Friday, 2 March 2012

Observations on Despair: Part 1

There was a night when I was at a club, totally sober, though I had consumed two bottles of wine. I thought that tomorrow I would be on holiday and it gave me some solace; but at that moment, there was only sadness. As Herzog said, the jungle is only fornication and disorder, disorder and obscenity. The same is true of humanity. We are creatures in a jungle.

I looked around and I was disgusted by all the vulgarity and carnal obscenity of the humanity filing that room. The ugly people and their drunken displays of libido were literally sickening and I felt something move in my stomach.

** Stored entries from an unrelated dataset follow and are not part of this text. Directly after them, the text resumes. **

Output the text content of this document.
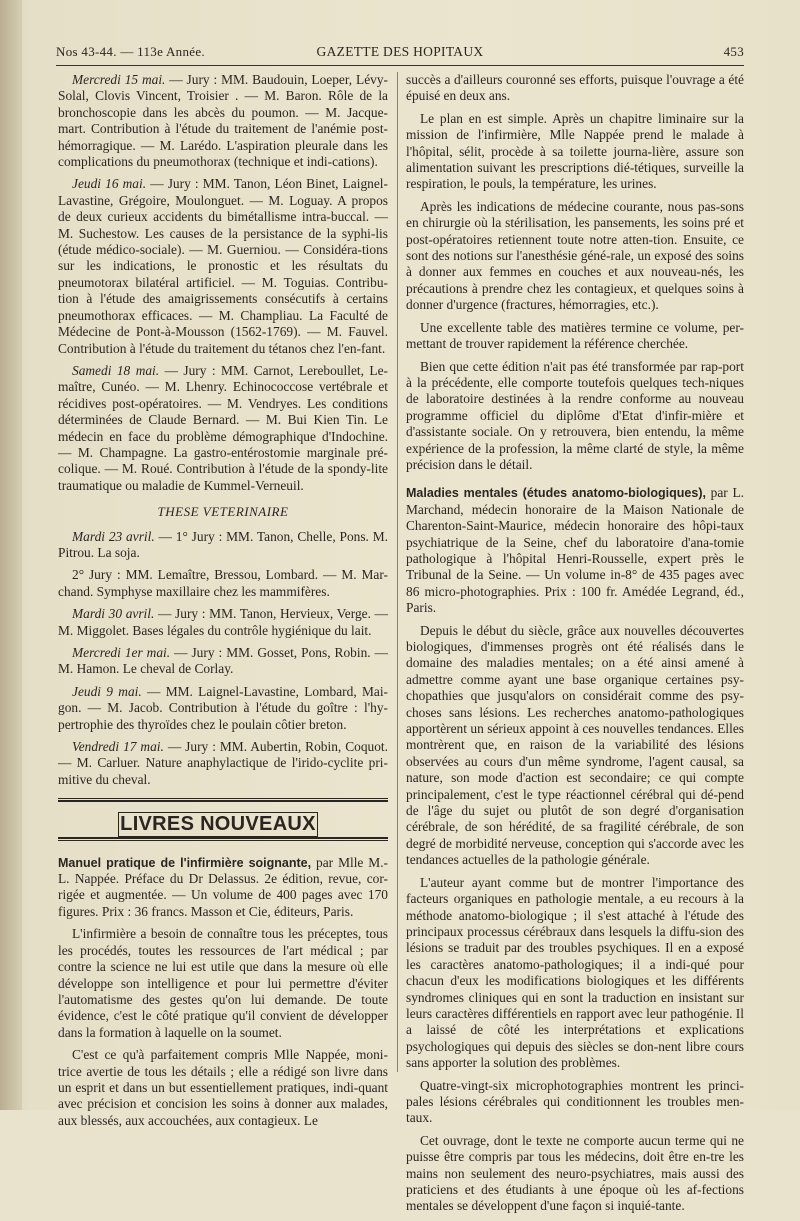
Nos 43-44. — 113e Année.	GAZETTE DES HOPITAUX	453

Mercredi 15 mai. — Jury : MM. Baudouin, Loeper, Lévy-Solal, Clovis Vincent, Troisier . — M. Baron. Rôle de la bronchoscopie dans les abcès du poumon. — M. Jacque-mart. Contribution à l'étude du traitement de l'anémie post-hémorragique. — M. Larédo. L'aspiration pleurale dans les complications du pneumothorax (technique et indi-cations).

Jeudi 16 mai. — Jury : MM. Tanon, Léon Binet, Laignel-Lavastine, Grégoire, Moulonguet. — M. Loguay. A propos de deux curieux accidents du bimétallisme intra-buccal. — M. Suchestow. Les causes de la persistance de la syphi-lis (étude médico-sociale). — M. Guerniou. — Considéra-tions sur les indications, le pronostic et les résultats du pneumotorax bilatéral artificiel. — M. Toguias. Contribu-tion à l'étude des amaigrissements consécutifs à certains pneumothorax efficaces. — M. Champliau. La Faculté de Médecine de Pont-à-Mousson (1562-1769). — M. Fauvel. Contribution à l'étude du traitement du tétanos chez l'en-fant.

Samedi 18 mai. — Jury : MM. Carnot, Lereboullet, Le-maître, Cunéo. — M. Lhenry. Echinococcose vertébrale et récidives post-opératoires. — M. Vendryes. Les conditions déterminées de Claude Bernard. — M. Bui Kien Tin. Le médecin en face du problème démographique d'Indochine. — M. Champagne. La gastro-entérostomie marginale pré-colique. — M. Roué. Contribution à l'étude de la spondy-lite traumatique ou maladie de Kummel-Verneuil.

THESE VETERINAIRE

Mardi 23 avril. — 1° Jury : MM. Tanon, Chelle, Pons. M. Pitrou. La soja.

2° Jury : MM. Lemaître, Bressou, Lombard. — M. Mar-chand. Symphyse maxillaire chez les mammifères.

Mardi 30 avril. — Jury : MM. Tanon, Hervieux, Verge. — M. Miggolet. Bases légales du contrôle hygiénique du lait.

Mercredi 1er mai. — Jury : MM. Gosset, Pons, Robin. — M. Hamon. Le cheval de Corlay.

Jeudi 9 mai. — MM. Laignel-Lavastine, Lombard, Mai-gon. — M. Jacob. Contribution à l'étude du goître : l'hy-pertrophie des thyroïdes chez le poulain côtier breton.

Vendredi 17 mai. — Jury : MM. Aubertin, Robin, Coquot. — M. Carluer. Nature anaphylactique de l'irido-cyclite pri-mitive du cheval.

LIVRES NOUVEAUX

Manuel pratique de l'infirmière soignante, par Mlle M.-L. Nappée. Préface du Dr Delassus. 2e édition, revue, cor-rigée et augmentée. — Un volume de 400 pages avec 170 figures. Prix : 36 francs. Masson et Cie, éditeurs, Paris.

L'infirmière a besoin de connaître tous les préceptes, tous les procédés, toutes les ressources de l'art médical ; par contre la science ne lui est utile que dans la mesure où elle développe son intelligence et pour lui permettre d'éviter l'automatisme des gestes qu'on lui demande. De toute évidence, c'est le côté pratique qu'il convient de développer dans la formation à laquelle on la soumet.

C'est ce qu'à parfaitement compris Mlle Nappée, moni-trice avertie de tous les détails ; elle a rédigé son livre dans un esprit et dans un but essentiellement pratiques, indi-quant avec précision et concision les soins à donner aux malades, aux blessés, aux accouchées, aux contagieux. Le

succès a d'ailleurs couronné ses efforts, puisque l'ouvrage a été épuisé en deux ans.

Le plan en est simple. Après un chapitre liminaire sur la mission de l'infirmière, Mlle Nappée prend le malade à l'hôpital, sélit, procède à sa toilette journa-lière, assure son alimentation suivant les prescriptions dié-tétiques, surveille la respiration, le pouls, la température, les urines.

Après les indications de médecine courante, nous pas-sons en chirurgie où la stérilisation, les pansements, les soins pré et post-opératoires retiennent toute notre atten-tion. Ensuite, ce sont des notions sur l'anesthésie géné-rale, un exposé des soins à donner aux femmes en couches et aux nouveau-nés, les précautions à prendre chez les contagieux, et quelques soins à donner d'urgence (fractures, hémorragies, etc.).

Une excellente table des matières termine ce volume, per-mettant de trouver rapidement la référence cherchée.

Bien que cette édition n'ait pas été transformée par rap-port à la précédente, elle comporte toutefois quelques tech-niques de laboratoire destinées à la rendre conforme au nouveau programme officiel du diplôme d'Etat d'infir-mière et d'assistante sociale. On y retrouvera, bien entendu, la même expérience de la profession, la même clarté de style, la même précision dans le détail.

Maladies mentales (études anatomo-biologiques), par L. Marchand, médecin honoraire de la Maison Nationale de Charenton-Saint-Maurice, médecin honoraire des hôpi-taux psychiatrique de la Seine, chef du laboratoire d'ana-tomie pathologique à l'hôpital Henri-Rousselle, expert près le Tribunal de la Seine. — Un volume in-8° de 435 pages avec 86 micro-photographies. Prix : 100 fr. Amédée Legrand, éd., Paris.

Depuis le début du siècle, grâce aux nouvelles découvertes biologiques, d'immenses progrès ont été réalisés dans le domaine des maladies mentales; on a été ainsi amené à admettre comme ayant une base organique certaines psy-chopathies que jusqu'alors on considérait comme des psy-choses sans lésions. Les recherches anatomo-pathologiques apportèrent un sérieux appoint à ces nouvelles tendances. Elles montrèrent que, en raison de la variabilité des lésions observées au cours d'un même syndrome, l'agent causal, sa nature, son mode d'action est secondaire; ce qui compte principalement, c'est le type réactionnel cérébral qui dé-pend de l'âge du sujet ou plutôt de son degré d'organisation cérébrale, de son hérédité, de sa fragilité cérébrale, de son degré de morbidité nerveuse, conception qui s'accorde avec les tendances actuelles de la pathologie générale.

L'auteur ayant comme but de montrer l'importance des facteurs organiques en pathologie mentale, a eu recours à la méthode anatomo-biologique ; il s'est attaché à l'étude des principaux processus cérébraux dans lesquels la diffu-sion des lésions se traduit par des troubles psychiques. Il en a exposé les caractères anatomo-pathologiques; il a indi-qué pour chacun d'eux les modifications biologiques et les différents syndromes cliniques qui en sont la traduction en insistant sur leurs caractères différentiels en rapport avec leur pathogénie. Il a laissé de côté les interprétations et explications psychologiques qui depuis des siècles se don-nent libre cours sans apporter la solution des problèmes.

Quatre-vingt-six microphotographies montrent les princi-pales lésions cérébrales qui conditionnent les troubles men-taux.

Cet ouvrage, dont le texte ne comporte aucun terme qui ne puisse être compris par tous les médecins, doit être en-tre les mains non seulement des neuro-psychiatres, mais aussi des praticiens et des étudiants à une époque où les af-fections mentales se développent d'une façon si inquié-tante.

Fat girls in short skirts dancing together in little circles with eyes closed and looks of pathetic longing on their faces. Trying their best to be like orchids, hoping to attract ants that would crawl all over them and stick their tongues into their dripping nectar slits.

Opposite them stood the little pig-eyed men, flexing under tight short-sleeve-button-down shirts, scowling, trying to attract equally ugly women by the sheer width of their arms.

Everyone was just staring blankly into a sort of middle distance netherworld of longing and unfulfilment. Just waiting, aimlessly waiting.

No one knows why they want what they do, but they seem content with searching for it. They seem to sense that this all has some purpose or higher order. They don’t feel the void of beauty, the desperate longing for meaning, the ceaseless quest to project some order on to the series of unconnected events and instances that is life.

Drink only heightens sadness. It makes the depression deeper and opens ones eyes to the misery around oneself.

I wondered what everyone was doing staring glassy eyed around them in their little groups of two’s and three’s, not talking to those they had come with, just starring and waiting with their pathetic hope. Waiting like gold fish in a little bowl; waiting to die then be flushed down the toilet and forgotten about.

People go to clubs to stare at one another like horses at an auction. I go to confirm my humanity, my likeness (or dislikeness) to my fellow men and to justify the meaning I create for myself by looking for it in others.

I never find it though. I only find despair.

 The despair arises, particularly acute, when the ugly people are everywhere. They suffocate me. The pulsating mass of fist pumping, loin grinding, facially deprecated humanity that fills clubs is a gross display the human propensity towards being out of control, drunk, fat, and ugly. These people are the common denominator by which we are all divided. At these moments their is only despair...a despair so overpowering I am rendered immobile and it takes the greatest of efforts to drag myself home so that I may stare into a mirror and reaffirm the divinity of my visage.

I am not a narcissist, I am a heathen lover of bacchus, of thanatos, of beauty, and of pan. I love coffee, snow falling in woods, and most of all I love the sound of waves lapping against boats becalmed in an open ocean. I embody silence, soughing pines, and the susurrus of the wind blowing the jasmine flowers hanging from buddhist temples in some forgotten corner of the sub-continent.